A non-zero variance of Tajima’s estimator for two sequences even for infinitely many unlinked loci

Abstract

The population-scaled mutation rate, $\theta$, is informative on the effective population size and is thus widely used in population genetics. We show that for two sequences and $n$ unlinked loci, the variance of Tajima’s estimator ($\hat{\theta }$), which is the average number of pairwise differences, does not vanish even as $n\to \infty$. The non-zero variance of $\hat{\theta }$ results from a (weak) correlation between coalescence times even at unlinked loci, which, in turn, is due to the underlying fixed pedigree shared by gene genealogies at all loci. We derive the correlation coefficient under a diploid, discrete-time, Wright–Fisher model, and we also derive a simple, closed-form lower bound. We also obtain empirical estimates of the correlation of coalescence times under demographic models inspired by large-scale human genealogies. While the effect we describe is small ($\mathrm{Var}\left[\hat{\theta }\right]∕{\theta }^2\approx \mathcal{O}\left(N_e^{-1}\right)$), it is important to recognize this feature of statistical population genetics, which runs counter to commonly held notions about unlinked loci.

Introduction

The population-scaled mutation rate, $\theta$, is defined as $4N_e\mu$, where $N_e$ is the effective population size and $\mu$ is the mutation rate per locus per generation (Wakeley, 2009). Two classic estimators were developed for $\theta$, Watterson’s (based on the number of segregating sites Watterson, 1975) and Tajima’s (based on the average number of pairwise differences Tajima (1983), Tajima (1989)). For a single pair of sequences, both estimators are identical (denoted here as $\hat{\theta }$) and equal to the number of differences between the sequences.

Increasing the number of sampled individuals has limited ability to improve these estimates of $\theta$, because shared ancestry reduces the number of independent branches on which mutations can arise (Rosenberg and Nordborg, 2002). Felsenstein (2006) showed that the variance of maximum likelihood estimates of $\theta$ decreases approximately logarithmically with the number of individuals sampled. In contrast, the variance decreases inversely with the number of independent loci. Thus, to increase the accuracy of estimates of $\theta$, it is generally more effective to increase the number of independent loci than the sample size at each locus (see also e.g., Edwards “bibausep Beerli (2000), Pluzhnikov “bibausep Donnelly (1996) and references within).

Consider a set of $n$ unlinked loci located on different (non-homologous) chromosomes. We show here that even as $n\to \infty$, the variance of the resulting estimate of $\theta$ does not converge to zero, in contrast to what we may have naïvely assumed. This behavior results from the fact that coalescence times, even at unlinked loci, are in fact weakly correlated, due to the sharing of the same fixed underlying pedigree across all loci (Wakeley et al., 2012). By conditioning on the number of shared genealogical common ancestors, we derive a simple approximate lower bound, as a function of $N_e$, on the variance of $\hat{\theta }$ (Sections 2 The relation of the variance of, 3 Modeling the effect of the shared pedigree).

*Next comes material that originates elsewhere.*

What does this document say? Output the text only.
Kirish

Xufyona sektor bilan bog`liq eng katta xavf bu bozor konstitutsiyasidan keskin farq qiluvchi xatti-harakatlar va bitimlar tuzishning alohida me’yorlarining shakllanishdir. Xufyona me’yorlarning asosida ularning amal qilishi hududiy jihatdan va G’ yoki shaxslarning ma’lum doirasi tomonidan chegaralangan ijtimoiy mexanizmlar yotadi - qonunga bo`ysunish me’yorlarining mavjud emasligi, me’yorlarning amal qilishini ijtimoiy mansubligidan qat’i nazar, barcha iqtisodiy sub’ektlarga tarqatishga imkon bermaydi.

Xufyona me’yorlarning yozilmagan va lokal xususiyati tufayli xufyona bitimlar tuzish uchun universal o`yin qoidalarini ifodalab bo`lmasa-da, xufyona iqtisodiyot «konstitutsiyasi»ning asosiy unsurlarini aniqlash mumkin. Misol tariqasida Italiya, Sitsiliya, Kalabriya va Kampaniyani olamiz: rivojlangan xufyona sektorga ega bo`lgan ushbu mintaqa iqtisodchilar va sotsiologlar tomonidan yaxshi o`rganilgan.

Unlinked loci may also be sampled from the same chromosome, separated by an infinitely high recombination rate. The correlation of coalescence times in such a case is higher, as the two loci may travel together for the first few generations. Therefore, the extent of the correlation, and thereby, the variance of $\hat{\theta }$, also depend on the sampling configuration. In Section 4, we derive the correlation coefficient analytically, as a function of the configuration and the effective population size, using a diploid discrete time Wright–Fisher model (DDTWF). This model is an extension of the haploid DTWF model, previously advocated by Bhaskar et al. (2014) for the study of large samples from finite populations.

Our results for the variance of $\hat{\theta }$ were obtained under the Wright–Fisher demographic model. To shed light on the variance of $\hat{\theta }$ under more realistic demographic models, in Section 5 we run simulations based on real, large-scale human genealogical data (Kaplanis et al., 2017). The pedigrees inspired by different human populations differ from each other and from the Wright–Fisher pedigrees in a number of ways, for example in the variance of the relatedness of any two randomly chosen individuals. These differences lead to differences in the variance of $\hat{\theta }$ for each population, even if they have the same effective population size. Finally, we study some properties of linked sites in Section 6.

We note that the dependence of gene genealogies at unlinked loci has been previously recognized, most recently in the context of matching probabilities. Specifically, the probability of the genotypes of two individuals to match at two or more loci was computed under the Wright–Fisherand other models, and shown to differ from the product of the corresponding one-locus probabilities Laurie “bibausep Weir (2003), Song “bibausep Slatkin (2007), Bhaskar “bibausep Song (2009). In earlier literature, this effect was demonstrated in the context of identity-by-descent probabilities at unlinked loci (Weir and Cockerham, 1969) and implicitly in results on linkage disequilibrium (Ohta and Kimura, 1969). However, the treatment of this effect in the context of effective population size estimation is to our knowledge new.